Time and money: It’s what the shipping game is all about. But the tradeoffs we make between time and money reveal a lot about where the supply chain is and where it might be going.

Remember the days before the recession, when we had a serious capacity crunch? If you could save a shipper time, you were a hero. Obviously, shippers weren’t upset if you could save them money. But costs often took a backseat to getting the cargo to its final destination, pronto.

Fast-forward to today. The port capacity crunch is a capacity surplus because of the recession’s impact on international trade. Shipping lines are easing up on the throttle, sacrificing sailing speeds for fuel savings. The hours at truck gates have been scaled back as terminal operators reduce costs.

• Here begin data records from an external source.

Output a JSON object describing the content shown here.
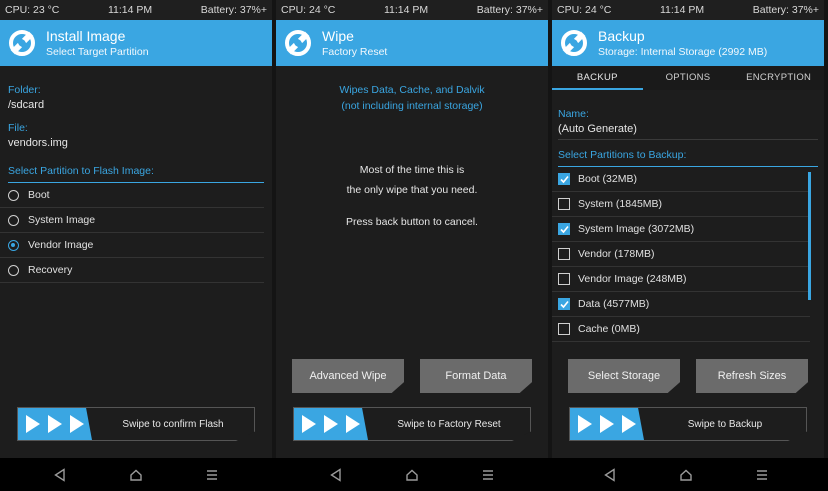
{
  "status_bars": [
    {
      "cpu": "CPU: 23 °C",
      "time": "11:14 PM",
      "battery": "Battery: 37%+"
    },
    {
      "cpu": "CPU: 24 °C",
      "time": "11:14 PM",
      "battery": "Battery: 37%+"
    },
    {
      "cpu": "CPU: 24 °C",
      "time": "11:14 PM",
      "battery": "Battery: 37%+"
    }
  ],
  "install": {
    "title": "Install Image",
    "subtitle": "Select Target Partition",
    "folder_label": "Folder:",
    "folder_value": "/sdcard",
    "file_label": "File:",
    "file_value": "vendors.img",
    "select_label": "Select Partition to Flash Image:",
    "options": [
      {
        "label": "Boot",
        "selected": false
      },
      {
        "label": "System Image",
        "selected": false
      },
      {
        "label": "Vendor Image",
        "selected": true
      },
      {
        "label": "Recovery",
        "selected": false
      }
    ],
    "swipe_label": "Swipe to confirm Flash"
  },
  "wipe": {
    "title": "Wipe",
    "subtitle": "Factory Reset",
    "info_line1": "Wipes Data, Cache, and Dalvik",
    "info_line2": "(not including internal storage)",
    "msg_line1": "Most of the time this is",
    "msg_line2": "the only wipe that you need.",
    "msg_line3": "Press back button to cancel.",
    "advanced_button": "Advanced Wipe",
    "format_button": "Format Data",
    "swipe_label": "Swipe to Factory Reset"
  },
  "backup": {
    "title": "Backup",
    "subtitle": "Storage: Internal Storage (2992 MB)",
    "tabs": [
      "BACKUP",
      "OPTIONS",
      "ENCRYPTION"
    ],
    "name_label": "Name:",
    "name_value": "(Auto Generate)",
    "select_label": "Select Partitions to Backup:",
    "partitions": [
      {
        "label": "Boot (32MB)",
        "checked": true
      },
      {
        "label": "System (1845MB)",
        "checked": false
      },
      {
        "label": "System Image (3072MB)",
        "checked": true
      },
      {
        "label": "Vendor (178MB)",
        "checked": false
      },
      {
        "label": "Vendor Image (248MB)",
        "checked": false
      },
      {
        "label": "Data (4577MB)",
        "checked": true
      },
      {
        "label": "Cache (0MB)",
        "checked": false
      }
    ],
    "select_storage_button": "Select Storage",
    "refresh_button": "Refresh Sizes",
    "swipe_label": "Swipe to Backup"
  },
  "colors": {
    "accent": "#3aa6e2",
    "background": "#1d1d1d",
    "button": "#6b6b6b"
  },
  "icons": [
    "twrp-logo-icon",
    "check-icon",
    "back-icon",
    "home-icon",
    "menu-icon"
  ]
}
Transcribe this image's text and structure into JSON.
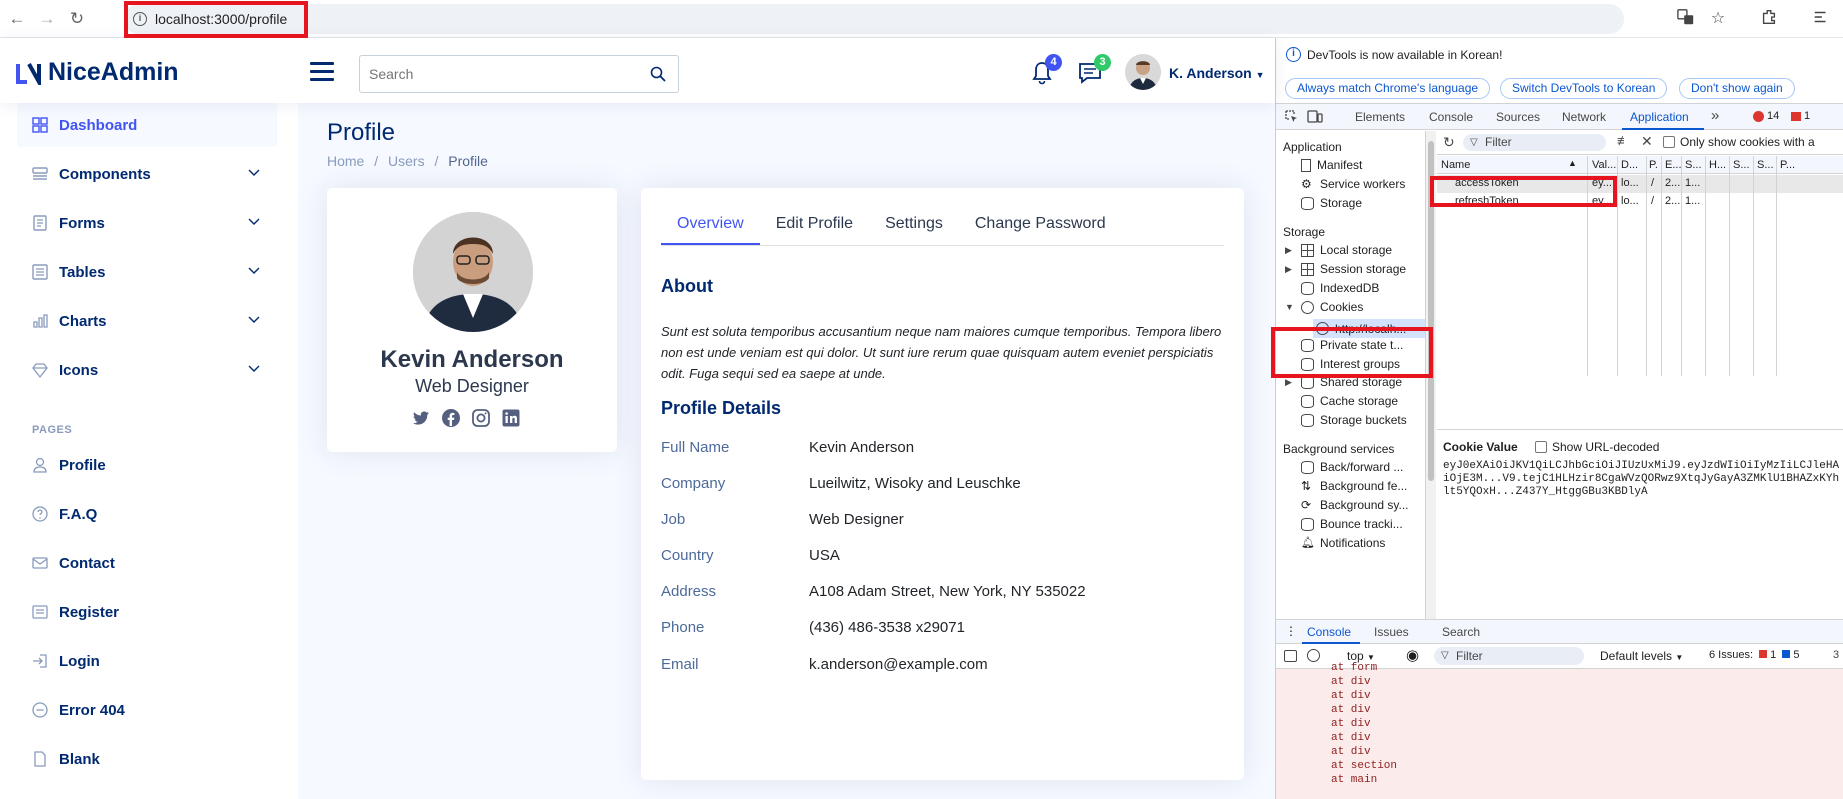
{
  "browser": {
    "url": "localhost:3000/profile",
    "back_glyph": "←",
    "forward_glyph": "→",
    "reload_glyph": "↻"
  },
  "header": {
    "logo_text": "NiceAdmin",
    "search_placeholder": "Search",
    "notif_count": "4",
    "message_count": "3",
    "user_name": "K. Anderson",
    "colors": {
      "primary": "#4154f1",
      "navy": "#012970",
      "notif_badge": "#4154f1",
      "msg_badge": "#2eca6a"
    }
  },
  "sidebar": {
    "items": [
      {
        "label": "Dashboard",
        "icon": "grid-icon"
      },
      {
        "label": "Components",
        "icon": "menu-button-icon"
      },
      {
        "label": "Forms",
        "icon": "journal-icon"
      },
      {
        "label": "Tables",
        "icon": "layout-text-icon"
      },
      {
        "label": "Charts",
        "icon": "bar-chart-icon"
      },
      {
        "label": "Icons",
        "icon": "gem-icon"
      }
    ],
    "pages_heading": "PAGES",
    "pages": [
      {
        "label": "Profile",
        "icon": "person-icon"
      },
      {
        "label": "F.A.Q",
        "icon": "question-circle-icon"
      },
      {
        "label": "Contact",
        "icon": "envelope-icon"
      },
      {
        "label": "Register",
        "icon": "card-list-icon"
      },
      {
        "label": "Login",
        "icon": "box-arrow-in-right-icon"
      },
      {
        "label": "Error 404",
        "icon": "dash-circle-icon"
      },
      {
        "label": "Blank",
        "icon": "file-icon"
      }
    ]
  },
  "main": {
    "title": "Profile",
    "breadcrumb": [
      "Home",
      "Users",
      "Profile"
    ],
    "breadcrumb_sep": "/",
    "profile_card": {
      "name": "Kevin Anderson",
      "job": "Web Designer"
    },
    "tabs": [
      "Overview",
      "Edit Profile",
      "Settings",
      "Change Password"
    ],
    "about_title": "About",
    "about_text": "Sunt est soluta temporibus accusantium neque nam maiores cumque temporibus. Tempora libero non est unde veniam est qui dolor. Ut sunt iure rerum quae quisquam autem eveniet perspiciatis odit. Fuga sequi sed ea saepe at unde.",
    "details_title": "Profile Details",
    "details": [
      {
        "label": "Full Name",
        "value": "Kevin Anderson"
      },
      {
        "label": "Company",
        "value": "Lueilwitz, Wisoky and Leuschke"
      },
      {
        "label": "Job",
        "value": "Web Designer"
      },
      {
        "label": "Country",
        "value": "USA"
      },
      {
        "label": "Address",
        "value": "A108 Adam Street, New York, NY 535022"
      },
      {
        "label": "Phone",
        "value": "(436) 486-3538 x29071"
      },
      {
        "label": "Email",
        "value": "k.anderson@example.com"
      }
    ]
  },
  "devtools": {
    "info_message": "DevTools is now available in Korean!",
    "info_buttons": [
      "Always match Chrome's language",
      "Switch DevTools to Korean",
      "Don't show again"
    ],
    "tabs": [
      "Elements",
      "Console",
      "Sources",
      "Network",
      "Application"
    ],
    "more_glyph": "»",
    "error_count": "14",
    "warning_count": "1",
    "tree": {
      "application_heading": "Application",
      "application_items": [
        "Manifest",
        "Service workers",
        "Storage"
      ],
      "storage_heading": "Storage",
      "storage_items": [
        "Local storage",
        "Session storage",
        "IndexedDB",
        "Cookies",
        "http://localh...",
        "Private state t...",
        "Interest groups",
        "Shared storage",
        "Cache storage",
        "Storage buckets"
      ],
      "background_heading": "Background services",
      "background_items": [
        "Back/forward ...",
        "Background fe...",
        "Background sy...",
        "Bounce tracki...",
        "Notifications"
      ]
    },
    "cookies": {
      "filter_placeholder": "Filter",
      "only_issues_label": "Only show cookies with a",
      "columns": [
        "Name",
        "Val...",
        "D...",
        "P.",
        "E...",
        "S...",
        "H...",
        "S...",
        "S...",
        "P..."
      ],
      "rows": [
        [
          "accessToken",
          "ey...",
          "lo...",
          "/",
          "2...",
          "1..."
        ],
        [
          "refreshToken",
          "ey...",
          "lo...",
          "/",
          "2...",
          "1..."
        ]
      ],
      "cookie_value_label": "Cookie Value",
      "show_decoded_label": "Show URL-decoded",
      "cookie_value": "eyJ0eXAiOiJKV1QiLCJhbGciOiJIUzUxMiJ9.eyJzdWIiOiIyMzIiLCJleHAiOjE3M...V9.tejC1HLHzir8CgaWVzQORwz9XtqJyGayA3ZMKlU1BHAZxKYhlt5YQOxH...Z437Y_HtggGBu3KBDlyA"
    },
    "drawer_tabs": [
      "Console",
      "Issues",
      "Search"
    ],
    "console": {
      "context": "top",
      "filter_placeholder": "Filter",
      "levels": "Default levels",
      "issues_label": "6 Issues:",
      "issue_errors": "1",
      "issue_info": "5",
      "hidden_count": "3",
      "lines": [
        "at form",
        "at div",
        "at div",
        "at div",
        "at div",
        "at div",
        "at div",
        "at section",
        "at main"
      ]
    }
  }
}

Where does this leave us in the next year and beyond? Are we facing a major shift in the time-money continuum? I predict the pendulum will start to swing the other way, and we will see some improvement in cargo flows, but with a few caveats.

We’ve seen the early signs the recession is about to break, but the Fed warns we may face a fickle, jobless recovery. While U.S. consumption will likely pick up as consumers become more confident in the recovery, we can no longer depend on the appetite of the American consumer to grow without limit.

I see the time factor growing in importance as shippers react to a modest increase in consumption. We will be challenged to adjust the supply chain to place a greater emphasis on U.S. exports, by repositioning equipment and re-evaluating port calls and sailing schedules.

The shipping industry will keep a tight lid on costs. While we all hope trade volume increases, everyone is preparing to be profitable even if volume remains sluggish. If we can strike a balance between saving shippers time and money, we will steer the industry in the right direction.